ROMA – “Nessuno ha preteso di uscire dall’euro: non c’è scritto nel contratto, non era nella mente di Savona. Era l’ultima ratio se ci avessero detto di no a tutto”. Così il leader della Lega, Matteo Salvini, a Radio Capital. Giorgetti, spiega il segretario del Carroccio, “avrebbe fatto le stesse cose di Savona”.

Cottarelli? “Guarda caso un signore dell’FMI. Emblema dei poteri forti per i quali l’Italia o accetta diktat o non ha diritto a dar seguito alla volontà popolare”. E poi: “Noi con i 5 Stelle alle elezioni? Vedremo sui progetti. Ma vorrei sapere che fa Berlusconi. Se vota Cottarelli, addio alleanza”.
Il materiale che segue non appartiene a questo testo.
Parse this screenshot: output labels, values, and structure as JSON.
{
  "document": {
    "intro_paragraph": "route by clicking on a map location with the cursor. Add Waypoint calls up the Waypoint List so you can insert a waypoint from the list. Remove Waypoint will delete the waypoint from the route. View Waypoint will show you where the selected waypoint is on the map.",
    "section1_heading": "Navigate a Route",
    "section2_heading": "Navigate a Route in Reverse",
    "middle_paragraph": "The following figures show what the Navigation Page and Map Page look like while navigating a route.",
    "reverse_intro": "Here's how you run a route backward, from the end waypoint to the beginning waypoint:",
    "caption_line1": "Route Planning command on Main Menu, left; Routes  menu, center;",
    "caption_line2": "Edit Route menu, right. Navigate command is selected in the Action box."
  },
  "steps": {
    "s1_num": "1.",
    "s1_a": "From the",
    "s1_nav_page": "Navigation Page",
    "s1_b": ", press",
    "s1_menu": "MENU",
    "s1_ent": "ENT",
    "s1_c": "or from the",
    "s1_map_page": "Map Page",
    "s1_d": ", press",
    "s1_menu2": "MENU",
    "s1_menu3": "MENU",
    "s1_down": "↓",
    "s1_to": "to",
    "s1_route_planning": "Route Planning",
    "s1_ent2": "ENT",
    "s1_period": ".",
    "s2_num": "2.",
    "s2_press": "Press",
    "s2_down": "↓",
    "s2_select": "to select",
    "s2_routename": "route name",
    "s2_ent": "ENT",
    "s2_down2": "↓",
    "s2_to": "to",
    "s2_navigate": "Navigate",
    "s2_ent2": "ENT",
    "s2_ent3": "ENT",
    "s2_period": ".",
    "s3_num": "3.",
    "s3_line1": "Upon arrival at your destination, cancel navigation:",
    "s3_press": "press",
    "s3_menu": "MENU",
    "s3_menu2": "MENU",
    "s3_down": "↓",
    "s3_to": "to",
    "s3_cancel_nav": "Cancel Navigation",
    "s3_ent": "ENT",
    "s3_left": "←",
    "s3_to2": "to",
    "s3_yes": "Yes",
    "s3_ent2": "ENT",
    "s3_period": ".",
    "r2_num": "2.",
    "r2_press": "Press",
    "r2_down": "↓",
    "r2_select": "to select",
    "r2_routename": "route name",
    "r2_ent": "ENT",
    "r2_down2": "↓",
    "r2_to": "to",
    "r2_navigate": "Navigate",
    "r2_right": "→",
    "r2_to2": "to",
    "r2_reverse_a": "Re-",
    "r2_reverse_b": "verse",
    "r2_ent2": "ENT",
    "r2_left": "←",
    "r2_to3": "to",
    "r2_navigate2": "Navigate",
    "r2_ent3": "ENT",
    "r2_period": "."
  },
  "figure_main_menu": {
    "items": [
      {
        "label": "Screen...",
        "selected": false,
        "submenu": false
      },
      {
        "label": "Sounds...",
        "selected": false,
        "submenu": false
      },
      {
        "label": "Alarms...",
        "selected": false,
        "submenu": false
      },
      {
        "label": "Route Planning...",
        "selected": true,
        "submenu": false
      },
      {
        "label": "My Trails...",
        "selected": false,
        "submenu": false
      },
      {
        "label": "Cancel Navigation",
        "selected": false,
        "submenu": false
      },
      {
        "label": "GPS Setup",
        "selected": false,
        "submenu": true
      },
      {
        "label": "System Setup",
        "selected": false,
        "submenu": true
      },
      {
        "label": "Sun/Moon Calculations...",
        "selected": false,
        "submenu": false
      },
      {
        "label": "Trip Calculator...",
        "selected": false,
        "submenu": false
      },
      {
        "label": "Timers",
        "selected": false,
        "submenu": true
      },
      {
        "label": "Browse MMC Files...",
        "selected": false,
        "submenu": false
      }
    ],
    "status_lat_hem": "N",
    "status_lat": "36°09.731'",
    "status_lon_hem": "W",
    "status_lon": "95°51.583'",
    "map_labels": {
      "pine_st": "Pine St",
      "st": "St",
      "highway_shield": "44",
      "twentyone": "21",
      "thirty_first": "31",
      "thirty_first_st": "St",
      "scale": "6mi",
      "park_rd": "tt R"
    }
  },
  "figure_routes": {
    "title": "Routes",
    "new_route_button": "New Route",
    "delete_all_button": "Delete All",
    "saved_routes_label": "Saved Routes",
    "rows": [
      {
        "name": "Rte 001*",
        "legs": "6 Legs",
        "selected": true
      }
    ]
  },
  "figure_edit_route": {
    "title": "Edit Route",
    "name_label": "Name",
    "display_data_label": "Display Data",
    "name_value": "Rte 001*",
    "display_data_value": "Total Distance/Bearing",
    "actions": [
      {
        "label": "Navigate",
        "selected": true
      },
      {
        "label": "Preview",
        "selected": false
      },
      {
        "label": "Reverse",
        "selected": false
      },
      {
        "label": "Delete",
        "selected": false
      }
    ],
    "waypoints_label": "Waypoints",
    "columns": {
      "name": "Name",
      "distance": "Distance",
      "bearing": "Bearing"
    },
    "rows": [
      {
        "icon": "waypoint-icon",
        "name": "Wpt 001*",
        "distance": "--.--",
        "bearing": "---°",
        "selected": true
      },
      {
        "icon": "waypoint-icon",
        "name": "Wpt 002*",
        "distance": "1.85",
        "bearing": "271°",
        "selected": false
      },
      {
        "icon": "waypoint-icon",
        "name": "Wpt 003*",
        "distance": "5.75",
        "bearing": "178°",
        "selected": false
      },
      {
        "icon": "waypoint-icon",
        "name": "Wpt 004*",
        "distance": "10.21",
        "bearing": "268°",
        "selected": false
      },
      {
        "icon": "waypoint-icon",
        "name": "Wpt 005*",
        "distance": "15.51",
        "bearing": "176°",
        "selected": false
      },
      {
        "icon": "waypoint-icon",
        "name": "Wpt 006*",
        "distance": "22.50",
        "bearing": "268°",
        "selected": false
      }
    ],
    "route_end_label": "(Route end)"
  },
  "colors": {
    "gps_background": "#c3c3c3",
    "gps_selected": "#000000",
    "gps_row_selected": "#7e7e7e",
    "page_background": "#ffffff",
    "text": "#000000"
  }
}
Non si è fatta attendere la risposta di Silvio Berlusconi: “Per quanto riguarda la fiducia al governo tecnico la nostra posizione non può che esser negativa”, ha affermato il Cav in una nota parlando anche della coalizione: “A chi mi chiede quale sarà il futuro del centrodestra rispondo che alle prossime elezioni non immagino altra soluzione che quella di una coalizione di centrodestra unita con Forza Italia, Lega e Fratelli d’Italia, destinata sicuramente a prevalere anche per la possibilità di una mia candidatura”.